Без бдительного его присмотра жизнь моя, поскользнувшись на любви к российской словесности, сделала крутой зигзаг. Я стал бойцом культурного фронта, который у нас, как и положено каждой приличной стройке, был страшно запущен.
Маэстро вернулся несколько даже досрочно, без шикарного костюма
— Ты что ж это, змей, — даже не сказав «здрасте», взял он меня за грудки, — дезертировал? Покинул передовой участок?
Треск рубахи ясно говорил, что вопрос поставлен ребром.
— Погоди, — смиренно попросил я, — послушай.
Слушал он не очень, книжные передвижки явно не казались ему стоющим делом, но вдруг, уловив в лепете моем знакомое слово, Маэстро разлепил волосатые кулачищи и задумчиво почесал нос.
— Журнал — это, конечно, вещь! — он хмыкнул и покрутил головой, как бы вспоминая, как далеко может увести эта вещь человека. — Ну, черт с тобою, журнал! А я погудел славно. Представляешь, лечу в Свердловск, там гроза…
И пошла очередная его история — смешная, нелепая, без всяких границ меж правдой и ложью.
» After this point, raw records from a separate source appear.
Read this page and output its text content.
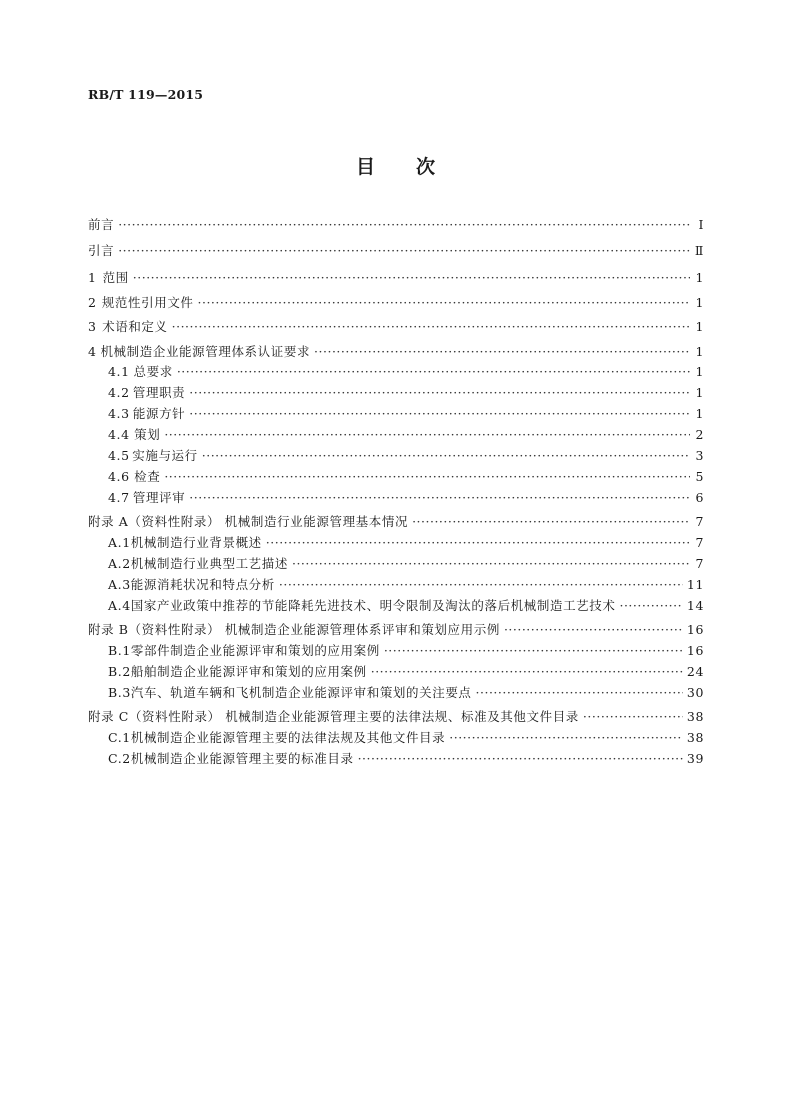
RB/T 119—2015
目 次
前言 ·····	Ⅰ
引言 ·····	Ⅱ
1 范围 ·····	1
2 规范性引用文件 ·····	1
3 术语和定义 ·····	1
4 机械制造企业能源管理体系认证要求 ·····	1
4.1 总要求 ·····	1
4.2 管理职责 ·····	1
4.3 能源方针 ·····	1
4.4 策划 ·····	2
4.5 实施与运行 ·····	3
4.6 检查 ·····	5
4.7 管理评审 ·····	6
附录 A（资料性附录） 机械制造行业能源管理基本情况 ·····	7
A.1 机械制造行业背景概述 ·····	7
A.2 机械制造行业典型工艺描述 ·····	7
A.3 能源消耗状况和特点分析 ·····	11
A.4 国家产业政策中推荐的节能降耗先进技术、明令限制及淘汰的落后机械制造工艺技术 ·····	14
附录 B（资料性附录） 机械制造企业能源管理体系评审和策划应用示例 ·····	16
B.1 零部件制造企业能源评审和策划的应用案例 ·····	16
B.2 船舶制造企业能源评审和策划的应用案例 ·····	24
B.3 汽车、轨道车辆和飞机制造企业能源评审和策划的关注要点 ·····	30
附录 C（资料性附录） 机械制造企业能源管理主要的法律法规、标准及其他文件目录 ·····	38
C.1 机械制造企业能源管理主要的法律法规及其他文件目录 ·····	38
C.2 机械制造企业能源管理主要的标准目录 ·····	39
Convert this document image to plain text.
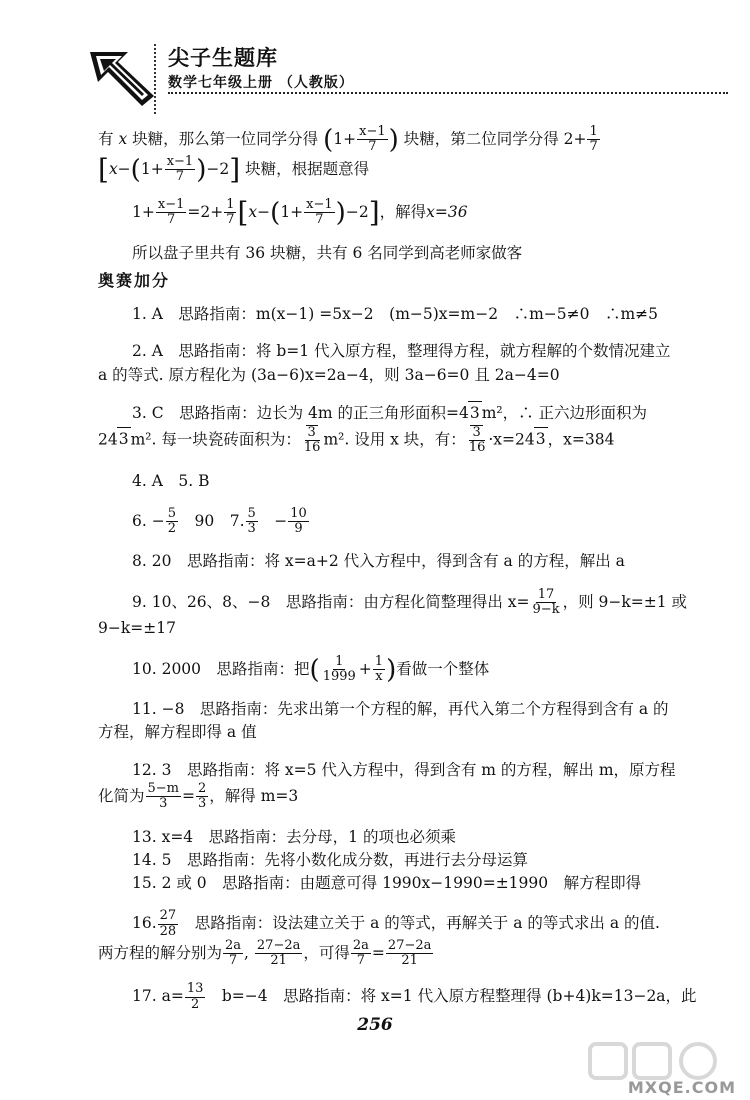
尖子生题库
数学七年级上册 （人教版）

有 x 块糖，那么第一位同学分得 ($1+ \frac{x-1}{7}$ ) 块糖，第二位同学分得 $2+ \frac{1}{7}$

$[x-(1+ \frac{x-1}{7} )-2]$ 块糖，根据题意得

$1+ \frac{x-1}{7} =2+ \frac{1}{7} [x-(1+ \frac{x-1}{7} )-2]$，解得x=36

所以盘子里共有 36 块糖，共有 6 名同学到高老师家做客

奥赛加分

1. A　思路指南：m(x−1) =5x−2　(m−5)x=m−2　∴m−5≠0　∴m≠5

2. A　思路指南：将 b=1 代入原方程，整理得方程，就方程解的个数情况建立

a 的等式. 原方程化为 (3a−6)x=2a−4，则 3a−6=0 且 2a−4=0

3. C　思路指南：边长为 4m 的正三角形面积=43 m²，∴ 正六边形面积为

243 m². 每一块瓷砖面积为： $\frac{3}{16} m^2$. 设用 x 块，有： $\frac{3}{16} \cdot x=243$ ，x=384

4. A　5. B

6. − $\frac{5}{2}$ 　90　7. $\frac{5}{3}$ 　− $\frac{10}{9}$

8. 20　思路指南：将 x=a+2 代入方程中，得到含有 a 的方程，解出 a

9. 10、26、8、−8　思路指南：由方程化简整理得出 $x= \frac{17}{9-k}$ ，则 9−k=±1 或

9−k=±17

10. 2000　思路指南：把( $\frac{1}{1999} + \frac{1}{x}$ )看做一个整体

11. −8　思路指南：先求出第一个方程的解，再代入第二个方程得到含有 a 的

方程，解方程即得 a 值

12. 3　思路指南：将 x=5 代入方程中，得到含有 m 的方程，解出 m，原方程

化简为 $\frac{5-m}{3} = \frac{2}{3}$ ，解得 m=3

13. x=4　思路指南：去分母，1 的项也必须乘

14. 5　思路指南：先将小数化成分数，再进行去分母运算

15. 2 或 0　思路指南：由题意可得 1990x−1990=±1990　解方程即得

16. $\frac{27}{28}$ 　思路指南：设法建立关于 a 的等式，再解关于 a 的等式求出 a 的值.

两方程的解分别为 $\frac{2a}{7}$ , $\frac{27-2a}{21}$ ，可得 $\frac{2a}{7} = \frac{27-2a}{21}$

17. $a= \frac{13}{2}$ 　b=−4　思路指南：将 x=1 代入原方程整理得 (b+4)k=13−2a，此

256
MXQE.COM
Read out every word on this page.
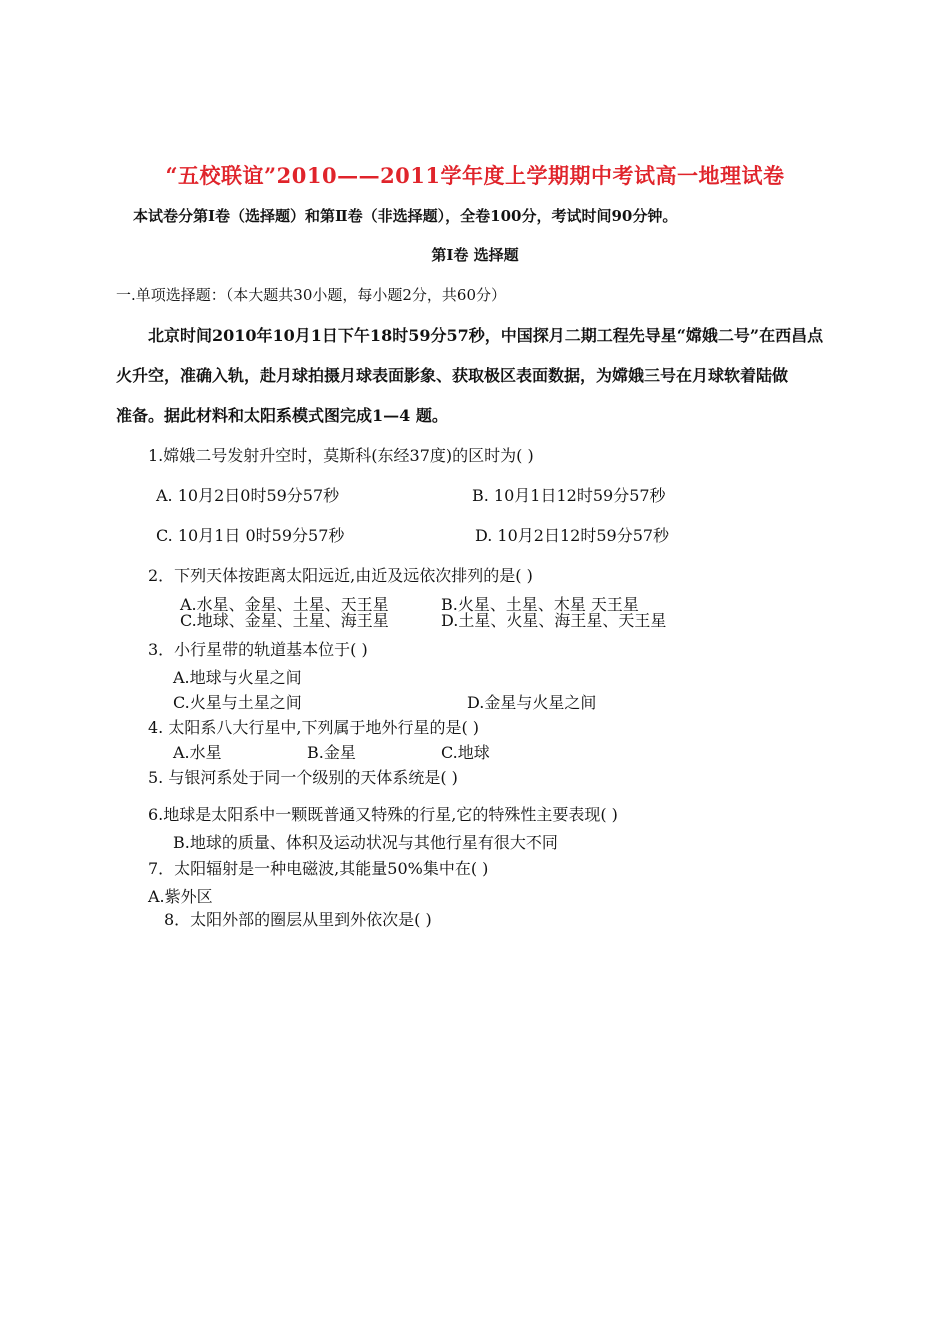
“五校联谊”2010——2011学年度上学期期中考试高一地理试卷
本试卷分第Ⅰ卷（选择题）和第Ⅱ卷（非选择题），全卷100分，考试时间90分钟。
第Ⅰ卷 选择题
一.单项选择题：（本大题共30小题，每小题2分，共60分）
北京时间2010年10月1日下午18时59分57秒，中国探月二期工程先导星“嫦娥二号”在西昌点
火升空，准确入轨，赴月球拍摄月球表面影象、获取极区表面数据，为嫦娥三号在月球软着陆做
准备。据此材料和太阳系模式图完成1—4 题。
1.嫦娥二号发射升空时，莫斯科(东经37度)的区时为( )
A. 10月2日0时59分57秒	B. 10月1日12时59分57秒
C. 10月1日 0时59分57秒	D. 10月2日12时59分57秒
2．下列天体按距离太阳远近,由近及远依次排列的是( )
A.水星、金星、土星、天王星	B.火星、土星、木星 天王星
C.地球、金星、土星、海王星	D.土星、火星、海王星、天王星
3．小行星带的轨道基本位于( )
A.地球与火星之间
C.火星与土星之间	D.金星与火星之间
4. 太阳系八大行星中,下列属于地外行星的是( )
A.水星	B.金星	C.地球
5. 与银河系处于同一个级别的天体系统是( )
6.地球是太阳系中一颗既普通又特殊的行星,它的特殊性主要表现( )
B.地球的质量、体积及运动状况与其他行星有很大不同
7．太阳辐射是一种电磁波,其能量50%集中在( )
A.紫外区
8．太阳外部的圈层从里到外依次是( )
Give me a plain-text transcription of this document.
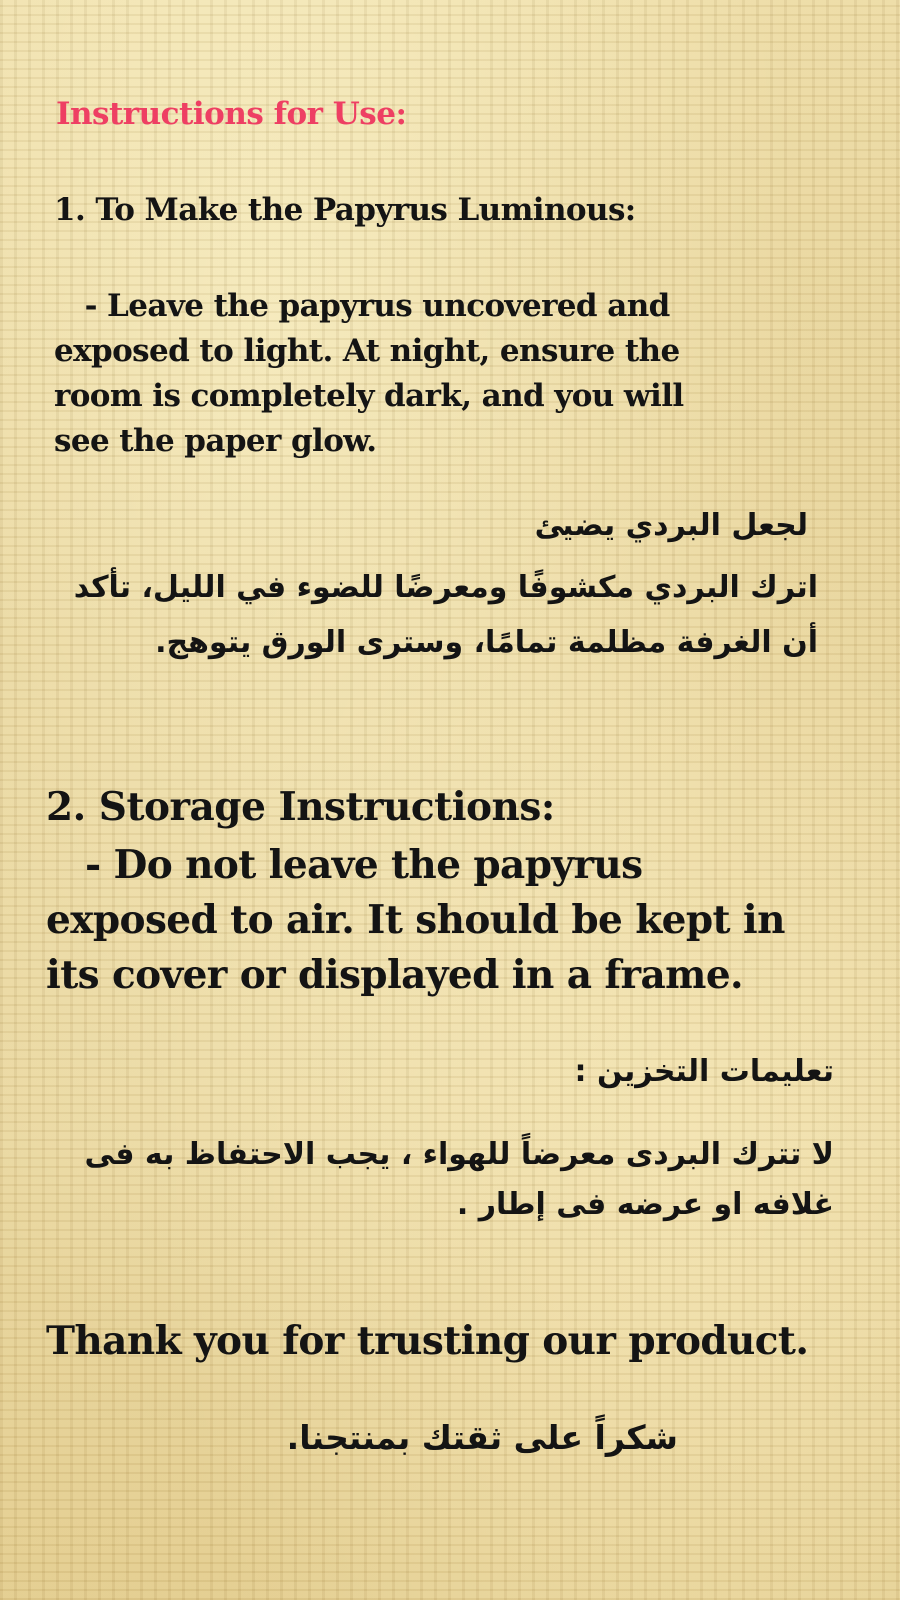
Instructions for Use:
1. To Make the Papyrus Luminous:
- Leave the papyrus uncovered and exposed to light. At night, ensure the room is completely dark, and you will see the paper glow.
لجعل البردي يضيئ
اترك البردي مكشوفًا ومعرضًا للضوء في الليل، تأكد أن الغرفة مظلمة تمامًا، وسترى الورق يتوهج.
2. Storage Instructions:
- Do not leave the papyrus exposed to air. It should be kept in its cover or displayed in a frame.
تعليمات التخزين :
لا تترك البردى معرضاً للهواء ، يجب الاحتفاظ به فى غلافه او عرضه فى إطار .
Thank you for trusting our product.
شكراً على ثقتك بمنتجنا.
Получалось, что он все летал и летал, везде были хорошие ребята, но долететь до места никак не удавалось.
Ну, а весной, как уже сказано, подобрали мы с Русачковым у аэродромной развилки одного человека, и тут-то выяснилось, что до колхоза «Родина» Маэстро все-таки долетел.
В мае была свадьба, а с нею вкупе крестины Маэстрова первенца.
Стол устроили прямо поперек улицы — четыре доски-сороковки перекинули от крыльца до крыльца, от одного вагончика до другого. И было за этим столом так тесно и шумно, что сперва каждому казалось: он в минуту оглохнет или же вылетит отсюда, как пробка. Но проходило пять минут, десять, все утрясалось и притиралось, становилось свободно и весело, и уже думалось, что будь здесь чуточку попросторней, такого б веселья не получилось.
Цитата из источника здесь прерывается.